Tyrrellspass Castle is a medieval castle in Tyrrellspass, County Westmeath, Ireland. Dating back to circa 1411, it is the only remaining castle of the Tyrrells who came to Ireland around the time of the Norman Invasion.

== Architecture ==
The castle is approximately 20 metres high and follows the general pattern of tower houses: stone-built, essentially defensive and comprising a series of superimposed chambers. The original spiral staircase and one of the original roof beams dating from 1280 can still be seen today as an exposed beam in 'the lounge' restaurant. Alongside the entrance door is a murder-hole through which intruders could be attacked.

== History ==
Tyrrellspass is the modern name for Fartullagh, where in 1597 Captain Richard Tyrrell, a chief ally of Hugh O'Neill in the Nine Years' War, won a major victory against English crown forces in what has become known as the Battle of Tyrrellspass.
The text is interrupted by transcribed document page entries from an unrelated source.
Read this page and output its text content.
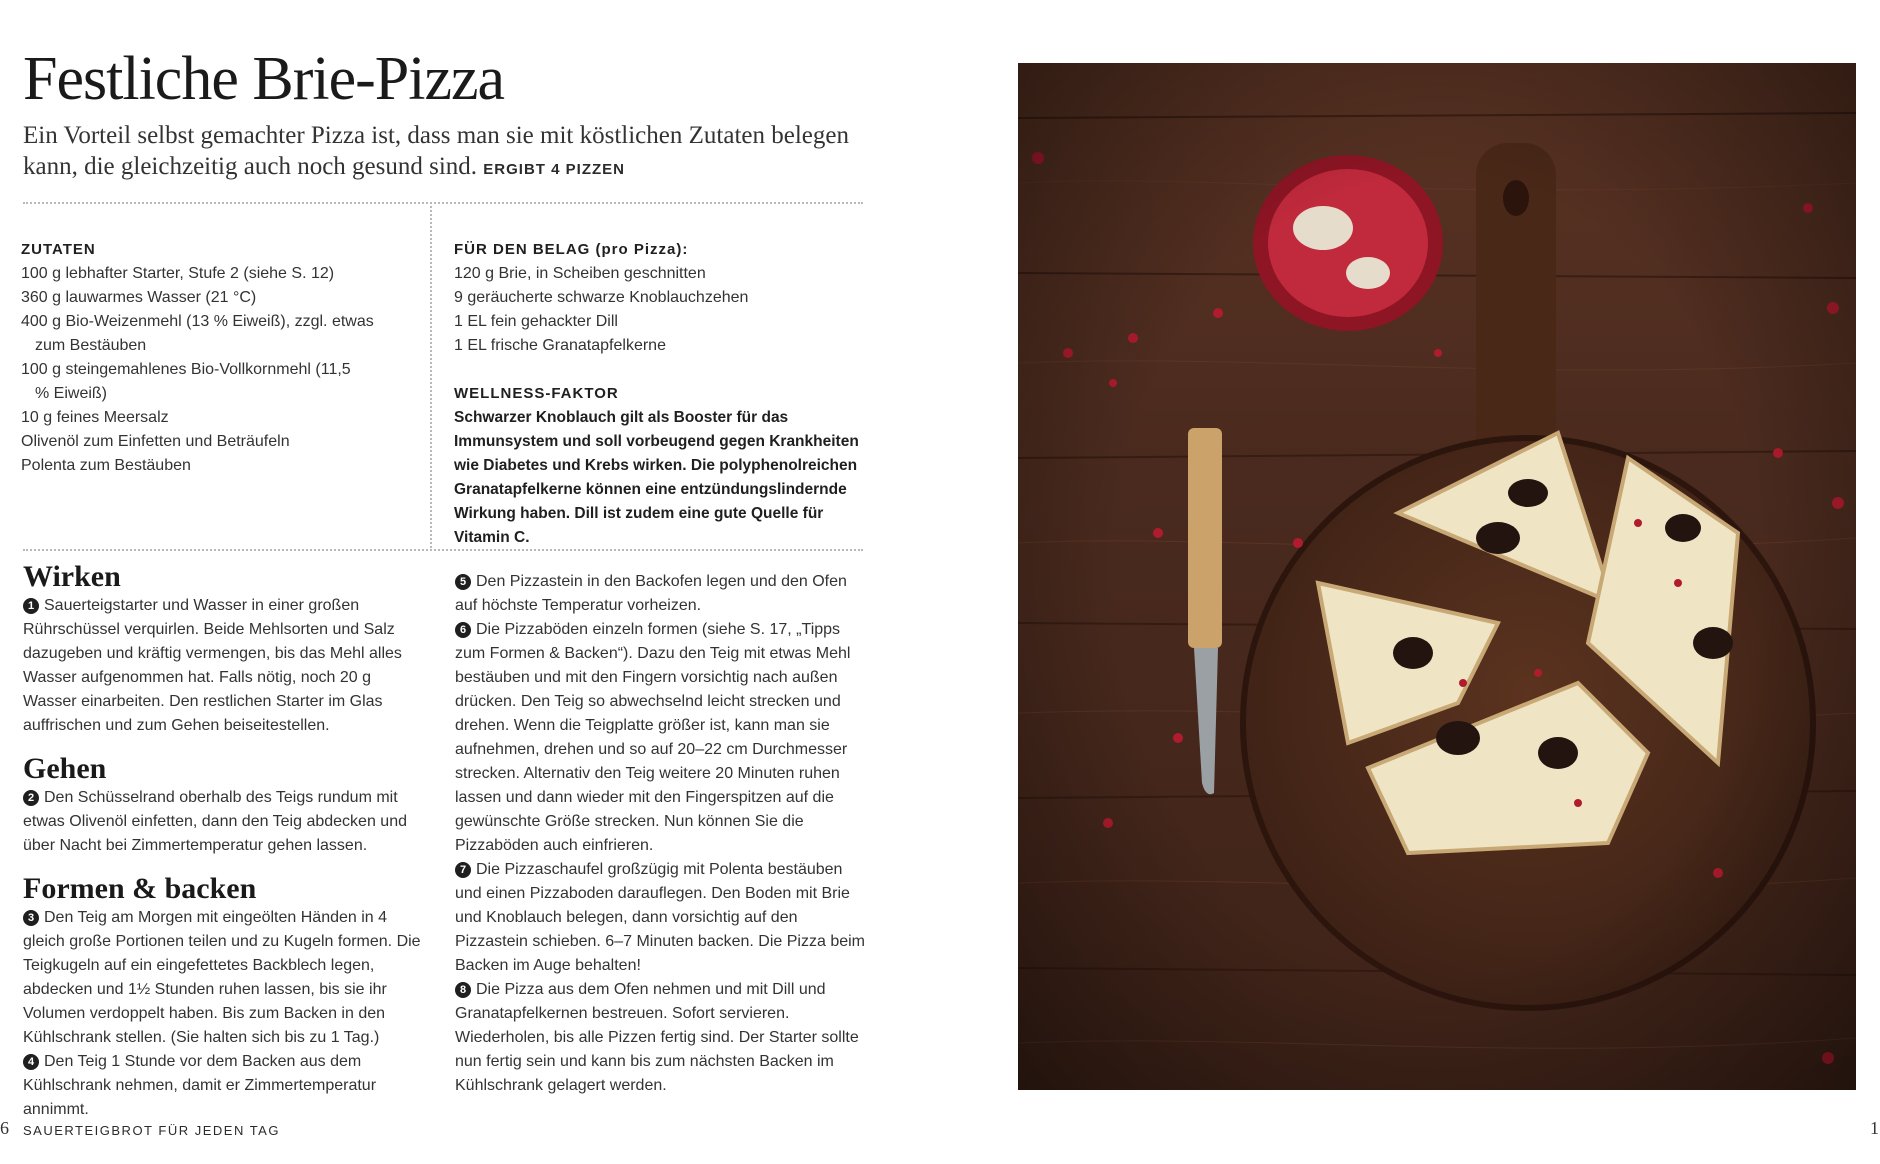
Festliche Brie-Pizza

Ein Vorteil selbst gemachter Pizza ist, dass man sie mit köstlichen Zutaten belegen kann, die gleichzeitig auch noch gesund sind. ERGIBT 4 PIZZEN

ZUTATEN
100 g lebhafter Starter, Stufe 2 (siehe S. 12)
360 g lauwarmes Wasser (21 °C)
400 g Bio-Weizenmehl (13 % Eiweiß), zzgl. etwas zum Bestäuben
100 g steingemahlenes Bio-Vollkornmehl (11,5 % Eiweiß)
10 g feines Meersalz
Olivenöl zum Einfetten und Beträufeln
Polenta zum Bestäuben
FÜR DEN BELAG (pro Pizza):
120 g Brie, in Scheiben geschnitten
9 geräucherte schwarze Knoblauchzehen
1 EL fein gehackter Dill
1 EL frische Granatapfelkerne
WELLNESS-FAKTOR
Schwarzer Knoblauch gilt als Booster für das Immunsystem und soll vorbeugend gegen Krankheiten wie Diabetes und Krebs wirken. Die polyphenolreichen Granatapfelkerne können eine entzündungslindernde Wirkung haben. Dill ist zudem eine gute Quelle für Vitamin C.
Wirken

1 Sauerteigstarter und Wasser in einer großen Rührschüssel verquirlen. Beide Mehlsorten und Salz dazugeben und kräftig vermengen, bis das Mehl alles Wasser aufgenommen hat. Falls nötig, noch 20 g Wasser einarbeiten. Den restlichen Starter im Glas auffrischen und zum Gehen beiseitestellen.

Gehen

2 Den Schüsselrand oberhalb des Teigs rundum mit etwas Olivenöl einfetten, dann den Teig abdecken und über Nacht bei Zimmertemperatur gehen lassen.

Formen & backen

3 Den Teig am Morgen mit eingeölten Händen in 4 gleich große Portionen teilen und zu Kugeln formen. Die Teigkugeln auf ein eingefettetes Backblech legen, abdecken und 1½ Stunden ruhen lassen, bis sie ihr Volumen verdoppelt haben. Bis zum Backen in den Kühlschrank stellen. (Sie halten sich bis zu 1 Tag.)

4 Den Teig 1 Stunde vor dem Backen aus dem Kühlschrank nehmen, damit er Zimmertemperatur annimmt.

5 Den Pizzastein in den Backofen legen und den Ofen auf höchste Temperatur vorheizen.

6 Die Pizzaböden einzeln formen (siehe S. 17, „Tipps zum Formen & Backen“). Dazu den Teig mit etwas Mehl bestäuben und mit den Fingern vorsichtig nach außen drücken. Den Teig so abwechselnd leicht strecken und drehen. Wenn die Teigplatte größer ist, kann man sie aufnehmen, drehen und so auf 20–22 cm Durchmesser strecken. Alternativ den Teig weitere 20 Minuten ruhen lassen und dann wieder mit den Fingerspitzen auf die gewünschte Größe strecken. Nun können Sie die Pizzaböden auch einfrieren.

7 Die Pizzaschaufel großzügig mit Polenta bestäuben und einen Pizzaboden darauflegen. Den Boden mit Brie und Knoblauch belegen, dann vorsichtig auf den Pizzastein schieben. 6–7 Minuten backen. Die Pizza beim Backen im Auge behalten!

8 Die Pizza aus dem Ofen nehmen und mit Dill und Granatapfelkernen bestreuen. Sofort servieren. Wiederholen, bis alle Pizzen fertig sind. Der Starter sollte nun fertig sein und kann bis zum nächsten Backen im Kühlschrank gelagert werden.

6 SAUERTEIGBROT FÜR JEDEN TAG	1
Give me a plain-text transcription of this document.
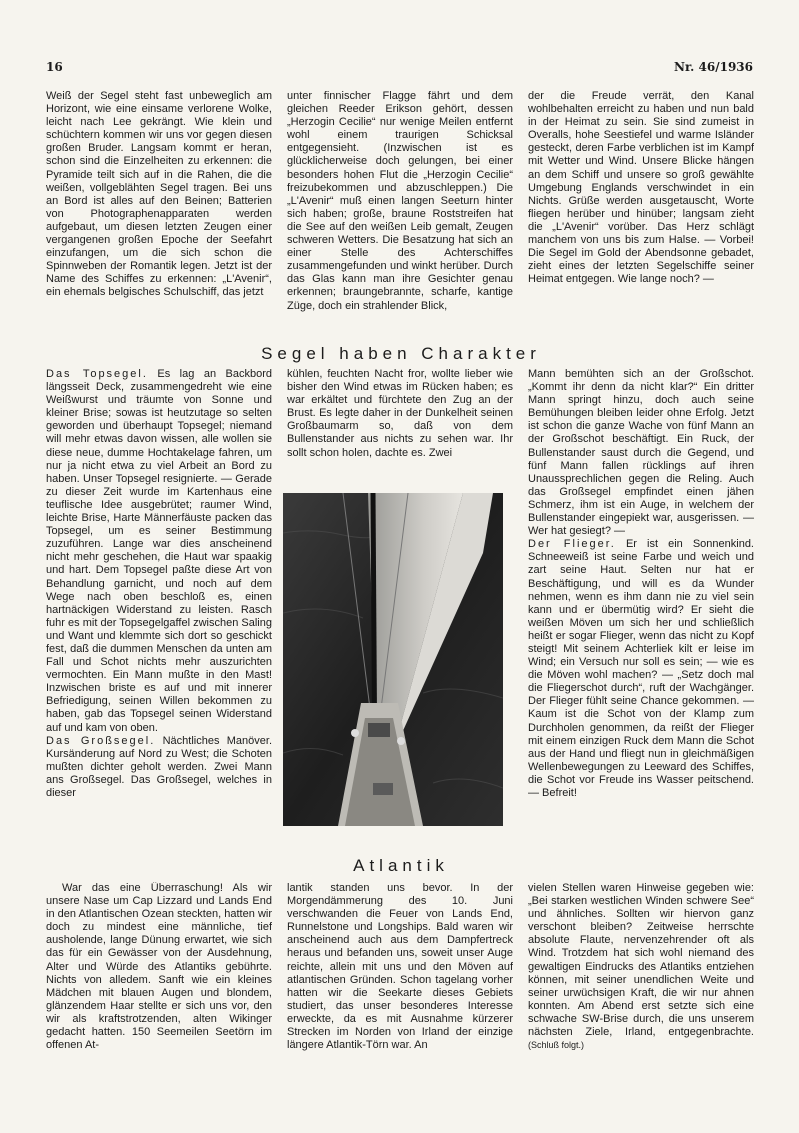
16	Nr. 46/1936

Weiß der Segel steht fast unbeweglich am Horizont, wie eine einsame verlorene Wolke, leicht nach Lee gekrängt. Wie klein und schüchtern kommen wir uns vor gegen diesen großen Bruder. Langsam kommt er heran, schon sind die Einzelheiten zu erkennen: die Pyramide teilt sich auf in die Rahen, die die weißen, vollgeblähten Segel tragen. Bei uns an Bord ist alles auf den Beinen; Batterien von Photographenapparaten werden aufgebaut, um diesen letzten Zeugen einer vergangenen großen Epoche der Seefahrt einzufangen, um die sich schon die Spinnweben der Romantik legen. Jetzt ist der Name des Schiffes zu erkennen: „L'Avenir“, ein ehemals belgisches Schulschiff, das jetzt

unter finnischer Flagge fährt und dem gleichen Reeder Erikson gehört, dessen „Herzogin Cecilie“ nur wenige Meilen entfernt wohl einem traurigen Schicksal entgegensieht. (Inzwischen ist es glücklicherweise doch gelungen, bei einer besonders hohen Flut die „Herzogin Cecilie“ freizubekommen und abzuschleppen.) Die „L'Avenir“ muß einen langen Seeturn hinter sich haben; große, braune Roststreifen hat die See auf den weißen Leib gemalt, Zeugen schweren Wetters. Die Besatzung hat sich an einer Stelle des Achterschiffes zusammengefunden und winkt herüber. Durch das Glas kann man ihre Gesichter genau erkennen; braungebrannte, scharfe, kantige Züge, doch ein strahlender Blick,

der die Freude verrät, den Kanal wohlbehalten erreicht zu haben und nun bald in der Heimat zu sein. Sie sind zumeist in Overalls, hohe Seestiefel und warme Isländer gesteckt, deren Farbe verblichen ist im Kampf mit Wetter und Wind. Unsere Blicke hängen an dem Schiff und unsere so groß gewählte Umgebung Englands verschwindet in ein Nichts. Grüße werden ausgetauscht, Worte fliegen herüber und hinüber; langsam zieht die „L'Avenir“ vorüber. Das Herz schlägt manchem von uns bis zum Halse. — Vorbei! Die Segel im Gold der Abendsonne gebadet, zieht eines der letzten Segelschiffe seiner Heimat entgegen. Wie lange noch? —

Segel haben Charakter

Das Topsegel. Es lag an Backbord längsseit Deck, zusammengedreht wie eine Weißwurst und träumte von Sonne und kleiner Brise; sowas ist heutzutage so selten geworden und überhaupt Topsegel; niemand will mehr etwas davon wissen, alle wollen sie diese neue, dumme Hochtakelage fahren, um nur ja nicht etwa zu viel Arbeit an Bord zu haben. Unser Topsegel resignierte. — Gerade zu dieser Zeit wurde im Kartenhaus eine teuflische Idee ausgebrütet; raumer Wind, leichte Brise, Harte Männerfäuste packen das Topsegel, um es seiner Bestimmung zuzuführen. Lange war dies anscheinend nicht mehr geschehen, die Haut war spaakig und hart. Dem Topsegel paßte diese Art von Behandlung garnicht, und noch auf dem Wege nach oben beschloß es, einen hartnäckigen Widerstand zu leisten. Rasch fuhr es mit der Topsegelgaffel zwischen Saling und Want und klemmte sich dort so geschickt fest, daß die dummen Menschen da unten am Fall und Schot nichts mehr auszurichten vermochten. Ein Mann mußte in den Mast! Inzwischen briste es auf und mit innerer Befriedigung, seinen Willen bekommen zu haben, gab das Topsegel seinen Widerstand auf und kam von oben.

Das Großsegel. Nächtliches Manöver. Kursänderung auf Nord zu West; die Schoten mußten dichter geholt werden. Zwei Mann ans Großsegel. Das Großsegel, welches in dieser

kühlen, feuchten Nacht fror, wollte lieber wie bisher den Wind etwas im Rücken haben; es war erkältet und fürchtete den Zug an der Brust. Es legte daher in der Dunkelheit seinen Großbaumarm so, daß von dem Bullenstander aus nichts zu sehen war. Ihr sollt schon holen, dachte es. Zwei

Mann bemühten sich an der Großschot. „Kommt ihr denn da nicht klar?“ Ein dritter Mann springt hinzu, doch auch seine Bemühungen bleiben leider ohne Erfolg. Jetzt ist schon die ganze Wache von fünf Mann an der Großschot beschäftigt. Ein Ruck, der Bullenstander saust durch die Gegend, und fünf Mann fallen rücklings auf ihren Unaussprechlichen gegen die Reling. Auch das Großsegel empfindet einen jähen Schmerz, ihm ist ein Auge, in welchem der Bullenstander eingepiekt war, ausgerissen. — Wer hat gesiegt? —

Der Flieger. Er ist ein Sonnenkind. Schneeweiß ist seine Farbe und weich und zart seine Haut. Selten nur hat er Beschäftigung, und will es da Wunder nehmen, wenn es ihm dann nie zu viel sein kann und er übermütig wird? Er sieht die weißen Möven um sich her und schließlich heißt er sogar Flieger, wenn das nicht zu Kopf steigt! Mit seinem Achterliek kilt er leise im Wind; ein Versuch nur soll es sein; — wie es die Möven wohl machen? — „Setz doch mal die Fliegerschot durch“, ruft der Wachgänger. Der Flieger fühlt seine Chance gekommen. — Kaum ist die Schot von der Klamp zum Durchholen genommen, da reißt der Flieger mit einem einzigen Ruck dem Mann die Schot aus der Hand und fliegt nun in gleichmäßigen Wellenbewegungen zu Leeward des Schiffes, die Schot vor Freude ins Wasser peitschend. — Befreit!

Atlantik

War das eine Überraschung! Als wir unsere Nase um Cap Lizzard und Lands End in den Atlantischen Ozean steckten, hatten wir doch zu mindest eine männliche, tief ausholende, lange Dünung erwartet, wie sich das für ein Gewässer von der Ausdehnung, Alter und Würde des Atlantiks gebührte. Nichts von alledem. Sanft wie ein kleines Mädchen mit blauen Augen und blondem, glänzendem Haar stellte er sich uns vor, den wir als kraftstrotzenden, alten Wikinger gedacht hatten. 150 Seemeilen Seetörn im offenen At-

lantik standen uns bevor. In der Morgendämmerung des 10. Juni verschwanden die Feuer von Lands End, Runnelstone und Longships. Bald waren wir anscheinend auch aus dem Dampfertreck heraus und befanden uns, soweit unser Auge reichte, allein mit uns und den Möven auf atlantischen Gründen. Schon tagelang vorher hatten wir die Seekarte dieses Gebiets studiert, das unser besonderes Interesse erweckte, da es mit Ausnahme kürzerer Strecken im Norden von Irland der einzige längere Atlantik-Törn war. An

vielen Stellen waren Hinweise gegeben wie: „Bei starken westlichen Winden schwere See“ und ähnliches. Sollten wir hiervon ganz verschont bleiben? Zeitweise herrschte absolute Flaute, nervenzehrender oft als Wind. Trotzdem hat sich wohl niemand des gewaltigen Eindrucks des Atlantiks entziehen können, mit seiner unendlichen Weite und seiner urwüchsigen Kraft, die wir nur ahnen konnten. Am Abend erst setzte sich eine schwache SW-Brise durch, die uns unserem nächsten Ziele, Irland, entgegenbrachte. (Schluß folgt.)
During the Cromwellian invasion of 1650, it is said the castle occupants suffered a great deal and many were executed. The castle and surrounding land was acquired soon after by the Rochfort family, who became the Earls of Belvedere. In 1796 the 2nd earl leased the castle to the army as a barracks. In 1850, ownership passed to Charles Brinsley Marlay, grandson of the 1st earl's only daughter, after whom it passed to Lieut.-Colonel Charles Howard-Bury, the explorer. He sold off the houses on the estate.

After a tumultuous history of intrusion, the castle was extensively restored by Mullingar architect Philip Ginnell in the 1970s and became his family residence.

==Today==
During the early 1990s, the building was converted into a modern restaurant. Today it operates under the name Tyrrellspass Castle Restaurant. It also hosts medieval banquets.